Le baron, dit le poëte populaire, partit pour l’Orient après trois années de mariage. L’histoire nous apprend effectivement qu’en 1239, trois ans après l’époque où eurent lieu les noces de Mathieu de Beauvau et de Jeanne de Rohan, le duc Pierre Mauclerc prit la croix, accompagné d’un grand nombre de seigneurs bretons. La ballade ajoute qu’au bout d’un an, la guerre étant finie, Mathieu revint en Bretagne ; et ici encore elle est conforme à l’histoire, qui fait conclure une trêve au commencement de 1241, entre les Sarrasins et les chrétiens, dont la plupart s’embarquèrent immédiatement à Joppé pour revenir en Europe.

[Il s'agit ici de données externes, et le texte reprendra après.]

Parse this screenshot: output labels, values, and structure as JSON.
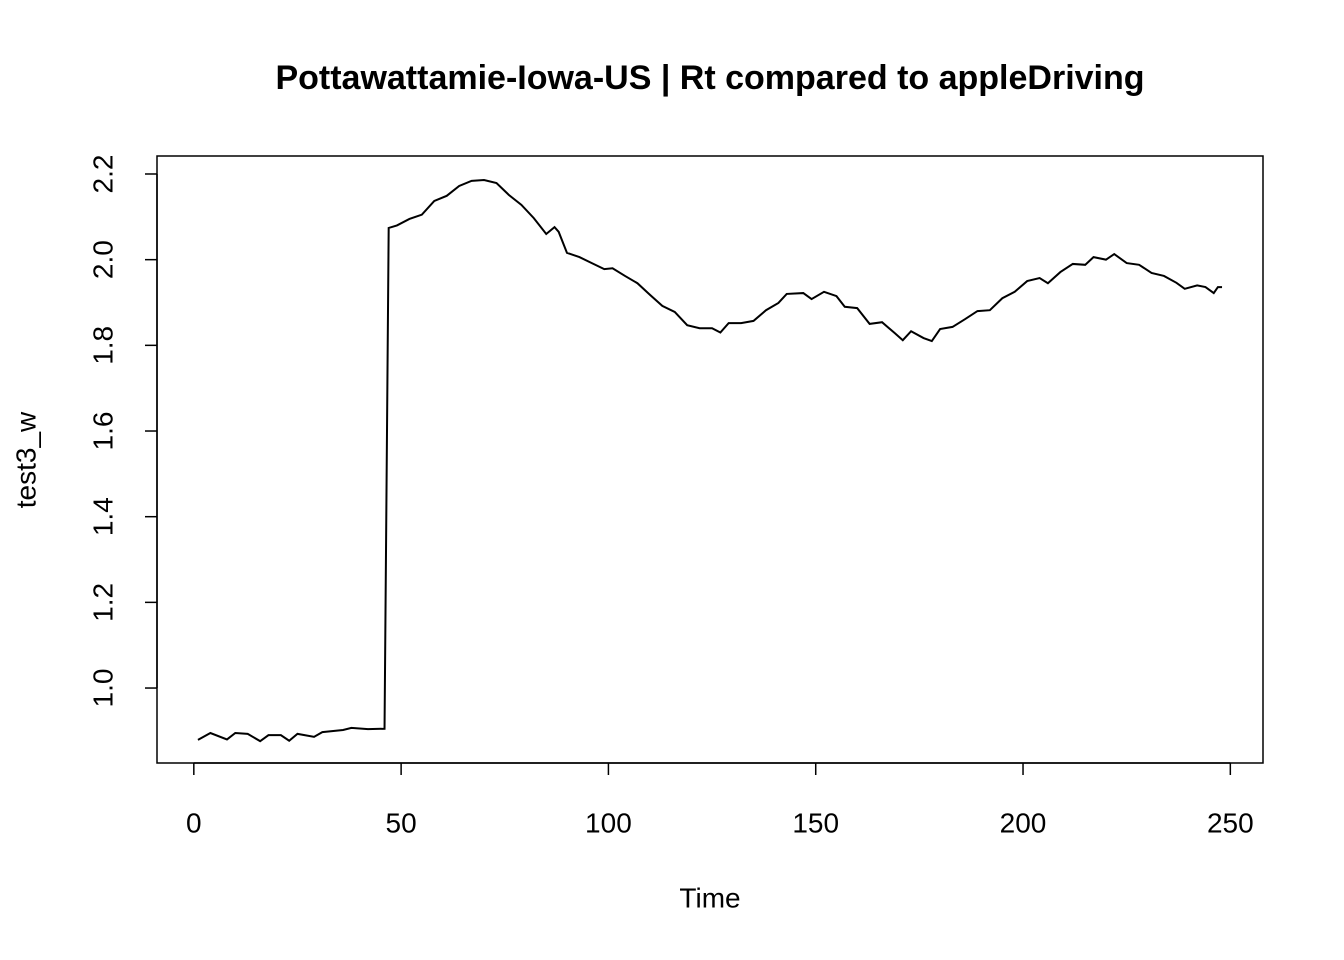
{
  "chart_data": {
    "type": "line",
    "title": "Pottawattamie-Iowa-US | Rt compared to appleDriving",
    "x_label": "Time",
    "y_label": "test3_w",
    "x": [
      1,
      4,
      8,
      10,
      13,
      16,
      18,
      21,
      23,
      25,
      29,
      31,
      36,
      38,
      42,
      46,
      47,
      49,
      52,
      55,
      58,
      61,
      64,
      67,
      70,
      73,
      76,
      79,
      82,
      85,
      87,
      88,
      90,
      93,
      96,
      99,
      101,
      104,
      107,
      110,
      113,
      116,
      119,
      122,
      125,
      127,
      129,
      132,
      135,
      138,
      141,
      143,
      147,
      149,
      152,
      155,
      157,
      160,
      163,
      166,
      169,
      171,
      173,
      176,
      178,
      180,
      183,
      186,
      189,
      192,
      195,
      198,
      201,
      204,
      206,
      209,
      212,
      215,
      217,
      220,
      222,
      225,
      228,
      231,
      234,
      237,
      239,
      242,
      244,
      246,
      247,
      248
    ],
    "series": [
      {
        "name": "test3_w",
        "color": "#000000",
        "values": [
          0.879,
          0.895,
          0.88,
          0.895,
          0.893,
          0.876,
          0.89,
          0.89,
          0.877,
          0.893,
          0.886,
          0.897,
          0.902,
          0.907,
          0.904,
          0.905,
          2.074,
          2.08,
          2.095,
          2.105,
          2.137,
          2.149,
          2.172,
          2.184,
          2.186,
          2.179,
          2.151,
          2.128,
          2.097,
          2.06,
          2.076,
          2.065,
          2.016,
          2.006,
          1.992,
          1.978,
          1.98,
          1.962,
          1.945,
          1.918,
          1.892,
          1.878,
          1.847,
          1.84,
          1.84,
          1.83,
          1.852,
          1.852,
          1.857,
          1.882,
          1.899,
          1.92,
          1.922,
          1.908,
          1.925,
          1.915,
          1.89,
          1.887,
          1.85,
          1.854,
          1.829,
          1.812,
          1.833,
          1.817,
          1.81,
          1.838,
          1.843,
          1.861,
          1.88,
          1.882,
          1.91,
          1.925,
          1.95,
          1.957,
          1.945,
          1.971,
          1.99,
          1.988,
          2.006,
          2.0,
          2.013,
          1.992,
          1.988,
          1.969,
          1.962,
          1.946,
          1.932,
          1.94,
          1.936,
          1.922,
          1.936,
          1.936
        ]
      }
    ],
    "xlim": [
      -8.88,
      257.88
    ],
    "xticks": [
      0,
      50,
      100,
      150,
      200,
      250
    ],
    "ylim": [
      0.825,
      2.242
    ],
    "yticks": [
      {
        "value": 1,
        "label": "1.0"
      },
      1.2,
      1.4,
      1.6,
      1.8,
      {
        "value": 2,
        "label": "2.0"
      },
      2.2
    ]
  }
}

La même année, nous voyons Mathieu de Beauvau cité, à la requête de l’évêque de Nantes, à comparaître devant l’archevêque de Bourges, pour avoir à se disculper d’excès dont il s’est rendu coupable[1]. Ces excès, que l’acte d’assignation ne spécifie point, parce qu’ils étaient, je suppose, assez connus, sont, à n’en pouvoir douter, le meurtre de Jeanne de Rohan et du clerc, son infâme calomniateur.

Mais en admettant le fond de leur tragique histoire, je ne puis m’empêcher, je l’avoue, de concevoir des doutes sur la réalité des détails. Je trouve en effet, quoiqu’un peu loin de la Bretagne, et même au bout de l’Europe, une ballade où une femme, jalouse de la sœur de son mari, et voulant le brouiller avec elle, tue successivement son cheval, son faucon et son propre enfant, triple meurtre dont elle accuse sa belle-sœur. Le mari hésite d’abord à croire au crime ; puis, à la vue d’un couteau sanglant qu’on lui montre caché sous l’oreiller de sa sœur, il l’attache à la queue d’un cheval indompté. Mais le Ciel ne veut pas que l’innocence soit punie : partout où tombe une goutte du sang de la victime pousse une fleur, et, forcée d’avouer son crime, la coupable subit la peine du talion. Alors, dans un tableau final, qui rappelle tout à fait l’espèce de transfiguration de la ballade bretonne, on voit apparaître le cheval, le faucon et l’enfant au berceau, sur un lac formé du sang de la belle-sœur jalouse, et de ce lac sort le bras armé du couteau avec lequel elle a tué son fils. S’il n’y a point ici d’imitation, il y a certainement un admirable lieu commun de poésie populaire[2].

  1. {lang|la|Mandamus quatenus citetis vel citare facietis Bituris coram R. P. archiepiscopo Bituris Matheum de Belvalo, per episcopum Nannetensem super inquisitione excessuum. Datum die Veneris post obturam Assumptionis B. M. anno Dom. 1241 (Acta eccles. Nann.,}} ap. D. Morice, Preuves, t. I, col. 221.)
  2. Voir la traduction des Chants Serviens, de Wuk, par Madame Voïart, t. 1, p. 212.